PATTERN Cited by 1 source
Achievable-target-first migration¶
For a large multi-team migration, pick a tractable, well-aligned first workload — not the hardest or most prestigious one. The first migration's job is to validate infra + tooling + UX with real users, not to prove the platform can handle its worst-case input on day one.
The failure mode it prevents¶
"Climb Everest on day one" — the instinctive strategy of migrating the biggest / most complex service first to generate an impressive win. It tends to go wrong because:
- The hardest service exposes the widest semantic gap between old and new systems, soaking up months in edge-case handling.
- Misaligned dashboards and false alerts during the proving phase erode stakeholder confidence.
- The team spends all its energy educating one difficult customer instead of building repeatable tooling.
Net: high-profile slog, low learning rate.
The move¶
Choose a first service that is:
- Close to the destination system's assumptions (metrics that already look like Prometheus-style timeseries, query patterns already expressible in the target language, etc.).
- High-leverage but low-complexity — enough traffic/users to exercise scale, but not so many legacy quirks that migration becomes bespoke.

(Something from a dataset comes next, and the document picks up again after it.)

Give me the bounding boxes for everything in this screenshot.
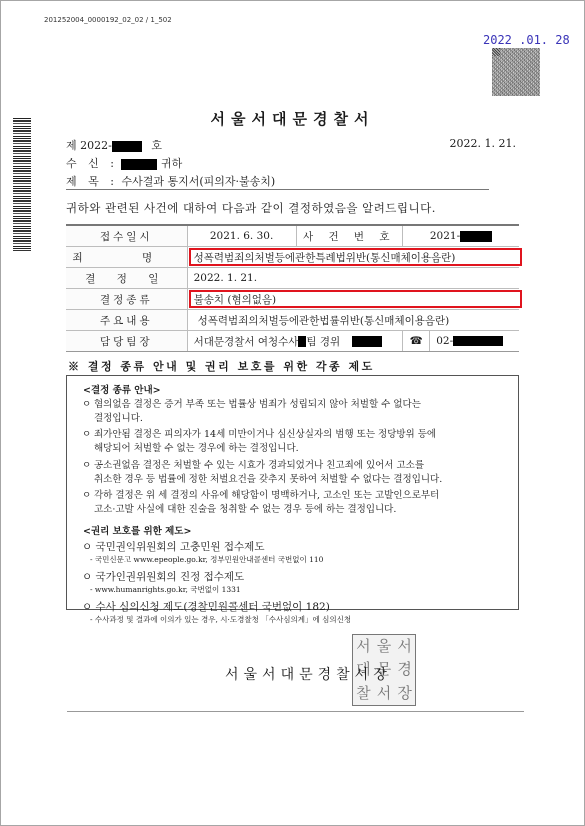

- Collaboratively owned — a team willing to give UX feedback and tolerate rough edges.
Use it to:
- Validate storage engine at scale and observe behavior during real incidents.
- Harden translator tooling (see patterns/intent-preserving-query-translation).
- Invest in docs, training, and new visualization UX with a small cohort.
- Collect UX feedback before rolling to the rest of the org.
Only after this bedding-in cycle do you expand to complex / high-profile services.
Tradeoffs¶
- + Faster proof of viability with lower political risk.
- + Clean feedback signal — UX issues surface before the migration is irreversible.
- − Less spectacular first headline. Stakeholders pushing for a "big win" will want the hardest service; requires framing.
Seen in¶
- sources/2026-03-17-airbnb-observability-ownership-migration — Airbnb's v1 plan was to migrate the most complex service first ("Everest on day one") and struggled. v2 explicitly started with a tractable, well-aligned service to validate scale, translator tooling, and UX with a small user cohort before rolling out broadly.
Related¶
- patterns/intent-preserving-query-translation — the tooling you harden on the first service.
- patterns/staged-rollout — the same blast-radius logic applied to deploys.